Scalion de Virbluneau, sieur d’Ofayel ! Amadis sur la roche pauvre était un joyeux compagnon près de toi. Tudieu ! quel amour est le tien ! — ce ne sont que doléances et complaintes à n’en plus finir. On mettrait à flot un vaisseau à trois ponts des larmes qu’il répand ; son oreiller est tout trempé ; ses matelas sont traversés de part en part ; c’est un cataclysme universel ; sa cervelle se fond en eau. Il a plutôt l’air d’un fleuve ou d’un dieu marin que d’un Cupidon : il est hâve, pâle, maigre et n’aura tantôt plus que la peau sur les os. Il va mourir. Il est mort. — Laissons-le parler lui-même :


Mon cœur ne peut plus vivre ainsi qu’il est,
Loing de pitié, de faveur et liesse ;
Car le tourment le plus cruel qu’il ait,
C’est quand il croit que votre amitié cesse.

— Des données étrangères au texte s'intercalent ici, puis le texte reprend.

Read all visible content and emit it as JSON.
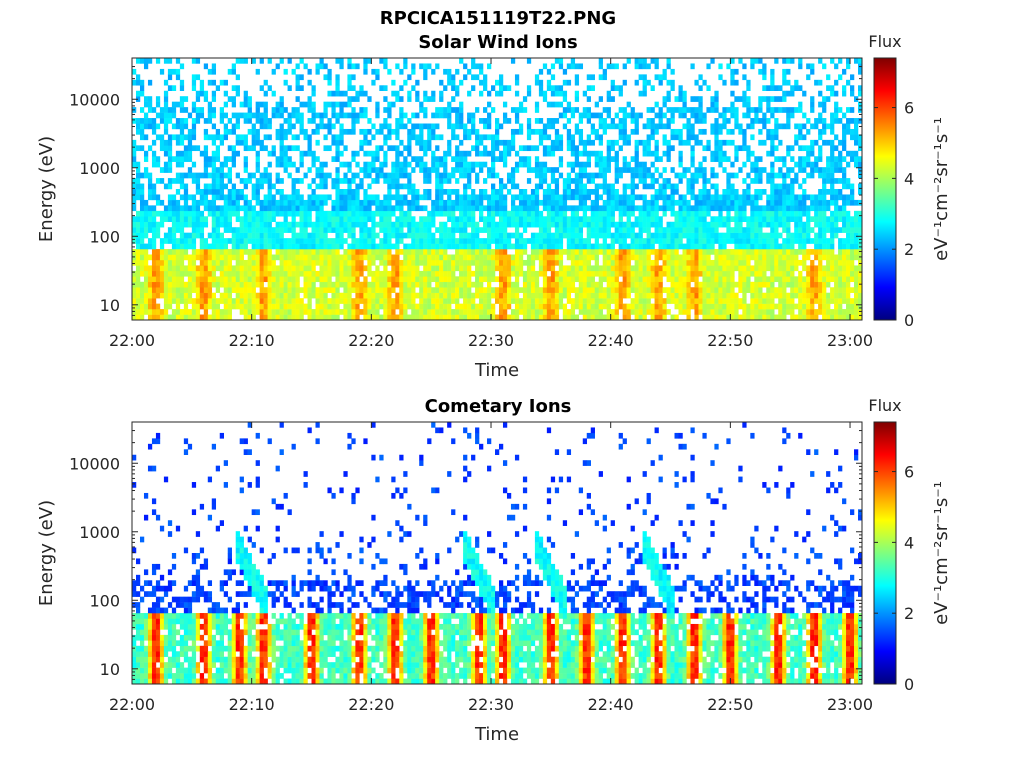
{
  "figure_title": "RPCICA151119T22.PNG",
  "colormap": {
    "name": "jet",
    "stops": [
      "#00007f",
      "#0000ff",
      "#007fff",
      "#00ffff",
      "#7fff7f",
      "#ffff00",
      "#ff7f00",
      "#ff0000",
      "#7f0000"
    ]
  },
  "chart_data": [
    {
      "type": "heatmap",
      "title": "Solar Wind Ions",
      "xlabel": "Time",
      "ylabel": "Energy (eV)",
      "x_ticks": [
        "22:00",
        "22:10",
        "22:20",
        "22:30",
        "22:40",
        "22:50",
        "23:00"
      ],
      "xlim": [
        "22:00",
        "23:01"
      ],
      "y_scale": "log",
      "y_ticks": [
        "10",
        "100",
        "1000",
        "10000"
      ],
      "ylim": [
        6,
        40000
      ],
      "colorbar": {
        "label": "Flux",
        "units": "eV⁻¹cm⁻²sr⁻¹s⁻¹",
        "ticks": [
          "0",
          "2",
          "4",
          "6"
        ],
        "range": [
          0,
          7.4
        ]
      },
      "pattern": {
        "background_flux": 2.4,
        "low_energy_flux": 4.3,
        "high_energy_fill": 0.55,
        "burst_times": [
          "22:02",
          "22:06",
          "22:11",
          "22:19",
          "22:22",
          "22:31",
          "22:35",
          "22:41",
          "22:44",
          "22:47",
          "22:57"
        ]
      }
    },
    {
      "type": "heatmap",
      "title": "Cometary Ions",
      "xlabel": "Time",
      "ylabel": "Energy (eV)",
      "x_ticks": [
        "22:00",
        "22:10",
        "22:20",
        "22:30",
        "22:40",
        "22:50",
        "23:00"
      ],
      "xlim": [
        "22:00",
        "23:01"
      ],
      "y_scale": "log",
      "y_ticks": [
        "10",
        "100",
        "1000",
        "10000"
      ],
      "ylim": [
        6,
        40000
      ],
      "colorbar": {
        "label": "Flux",
        "units": "eV⁻¹cm⁻²sr⁻¹s⁻¹",
        "ticks": [
          "0",
          "2",
          "4",
          "6"
        ],
        "range": [
          0,
          7.4
        ]
      },
      "pattern": {
        "background_flux": 1.4,
        "low_energy_flux": 3.2,
        "high_energy_fill": 0.06,
        "burst_times": [
          "22:02",
          "22:06",
          "22:09",
          "22:11",
          "22:15",
          "22:19",
          "22:22",
          "22:25",
          "22:29",
          "22:31",
          "22:35",
          "22:38",
          "22:41",
          "22:44",
          "22:47",
          "22:50",
          "22:54",
          "22:57",
          "23:00"
        ],
        "dispersion_events": [
          "22:10",
          "22:29",
          "22:35",
          "22:44"
        ]
      }
    }
  ]
}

Las ! qui vous rend si dure, ma maîtresse ?
Puisqu’à servir vos beautés il se plaît.
Mieux lui vaudrait de vivre tout seulet
Que de chercher compagne qui le blesse.


Fol est celui qui cherche son malheur,
Et insensé celui de qui le cœur
Vit librement auprès de cette dame.

Quiconque croit amour est malheureux ;
Car, espérant quelque jour d’avoir mieux,
Il perd l’esprit le sens, le corps et l’ame.



Quand il plaira à tes yeux, ma maîtresse,
Qu’avant mes jours je descende là-bas,
La Parque alors, guidant mes derniers pas,
M’abordera aux rives de liesse.

Mais paravant que ta rigueur m’en presse,
Je te supply de ne desdaigner pas
D’ouyr de tous regretter mon trépas,
Dont fut autheur ta fréquente rudesse.

Car quelque amy meu de compassion,
Se souvenant de mon affliction,
Sur mon tombeau gravera ces trois carmes :

« Celuy qui fut d’Angélique amoureux,
« Gyst maintenant cy-dessous plus heureux
« Que s’il vivoit avecque tant d’alarmes.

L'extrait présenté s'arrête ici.